- Interactive map of Salten and Lofoten District Court
- 67°16′59″N 14°22′24″E﻿ / ﻿67.28302°N 14.37347°E
- Established: 26 April 2021
- Jurisdiction: Salten and Lofoten, Norway
- Location: Bodø and Svolvær
- Coordinates: 67°16′59″N 14°22′24″E﻿ / ﻿67.28302°N 14.37347°E
- Appeals to: Hålogaland Court of Appeal
- Website: Official website

= Salten and Lofoten District Court =

First-instance law court in Norway

Salten and Lofoten District Court (Salten og Lofoten tingrett) is a district court located in Nordland county, Norway. This court is based at two different courthouses which are located in Bodø and Svolvær. The court serves the Salten and Lofoten areas in the county. The court is subordinate to the Hålogaland Court of Appeal. The court's jurisdiction covers cases from 16 municipalities as follows:

- The courthouse in Bodø accepts cases from the municipalities of Beiarn, Bodø, Fauske, Gildeskål, Hamarøy, Meløy, Rødøy, Saltdal, Steigen, and Sørfold.
- The courthouse in Svolvær accepts cases from the municipalities of Vågan, Vestvågøy, Flakstad, Moskenes, Værøy, and Røst.

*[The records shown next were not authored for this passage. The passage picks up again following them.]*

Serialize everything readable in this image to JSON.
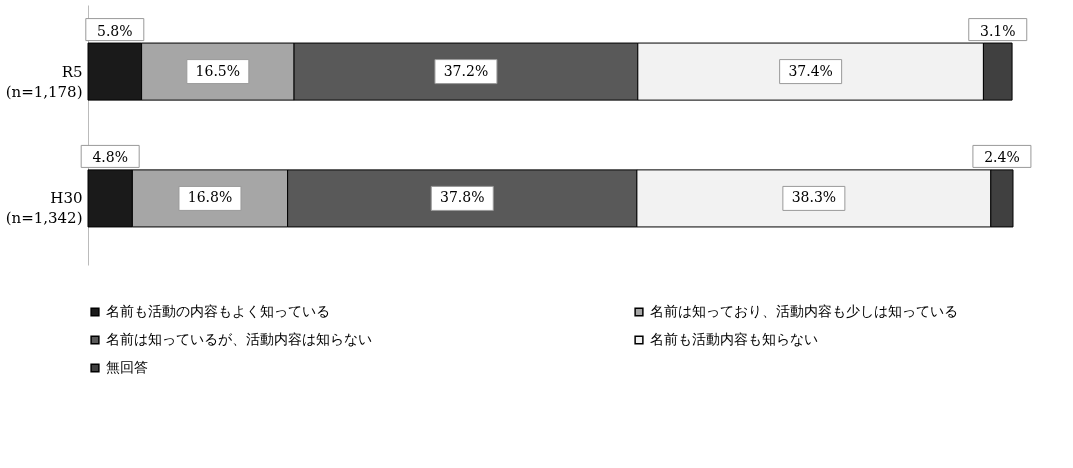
{
  "chart_data": {
    "type": "bar",
    "orientation": "horizontal",
    "stacked": true,
    "legend": "bottom",
    "categories": [
      "R5\n(n=1,178)",
      "H30\n(n=1,342)"
    ],
    "series": [
      {
        "name": "名前も活動の内容もよく知っている",
        "color": "#1a1a1a",
        "values": [
          5.8,
          4.8
        ],
        "value_labels": [
          "5.8%",
          "4.8%"
        ]
      },
      {
        "name": "名前は知っており、活動内容も少しは知っている",
        "color": "#a6a6a6",
        "values": [
          16.5,
          16.8
        ],
        "value_labels": [
          "16.5%",
          "16.8%"
        ]
      },
      {
        "name": "名前は知っているが、活動内容は知らない",
        "color": "#595959",
        "values": [
          37.2,
          37.8
        ],
        "value_labels": [
          "37.2%",
          "37.8%"
        ]
      },
      {
        "name": "名前も活動内容も知らない",
        "color": "#f2f2f2",
        "values": [
          37.4,
          38.3
        ],
        "value_labels": [
          "37.4%",
          "38.3%"
        ]
      },
      {
        "name": "無回答",
        "color": "#404040",
        "values": [
          3.1,
          2.4
        ],
        "value_labels": [
          "3.1%",
          "2.4%"
        ]
      }
    ]
  }
}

The court is led by a chief judge (sorenskriver) and several other judges. The court is a court of first instance. Its judicial duties are mainly to settle criminal cases and to resolve civil litigation as well as bankruptcy. The administration and registration tasks of the court include death registration, issuing certain certificates, performing duties of a notary public, and officiating civil wedding ceremonies. Cases from this court are heard by a combination of professional judges and lay judges.

==History==
This court was established on 26 April 2021 after the old Lofoten District Court and Salten District Court were merged into one court. The new district court system continues to use the courthouses from the predecessor courts.